When the Relationship is the Problem
An employee, who is reasonably competent, complains that she is not treated respectfully by an associate. Management checks into the matter, finds that both sides are to blame, and issues the appropriate warnings. The employee then starts openly jotting down notes after conversations and lets it be known, through the grapevine, that she is thinking of filing a harassment complaint. The associate also starts documenting and makes noises about taking legal action because of what he deems false accusations. The situation deteriorates as factions form and various co-workers begin to avoid any interaction with both note-takers out of fear that they will get roped into a lawsuit. Management is reluctant to take any action against either employee because it fears litigation.

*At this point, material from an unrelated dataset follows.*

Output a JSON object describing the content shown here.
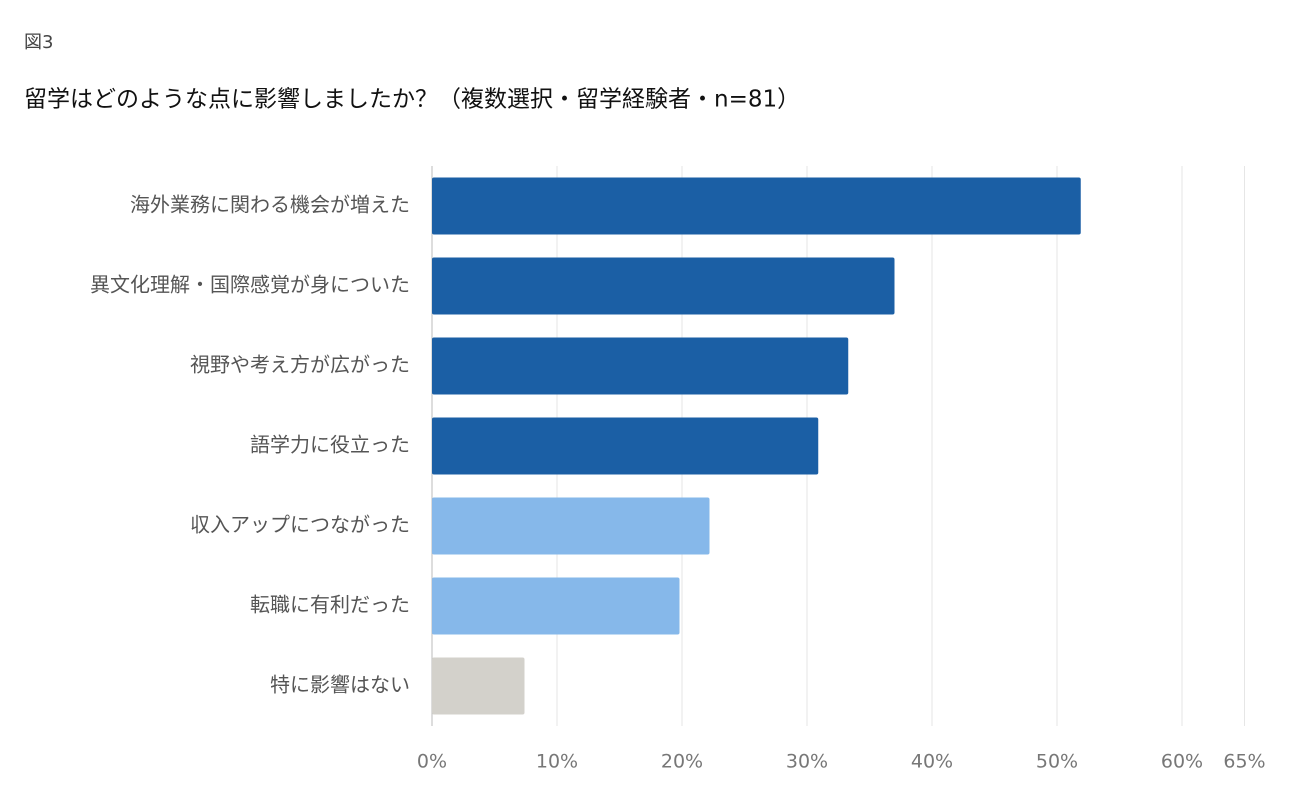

If management only had to deal with one employee or the other, there would not be a problem. Put the other person into the mix, however, and the chemistry is poisonous.
Management's mistake is adopting the traditional approach of trying to find a person to blame. Each of these people has individual merit. The problem is their relationship and that is also the key to the solution. Management should make it clear that it is not going to play the sucker's game of sorting out which individual to discipline when it is not an individual problem. They each have an obligation to make their relationship work for the good of the company. If they do not, then both of them should be transferred or fired because they failed in a crucial part of their job responsibilities: Working well with others.
Does that sound harsh? In my experience, the co-workers would have quietly cheered. They are tired of being dragged into a daily soap opera and forced to choose sides. Management rarely moves against both parties and often winds up defending having taken less severe action against one than against the other. When the relationship is the culprit, then more than one person must be corrected or removed.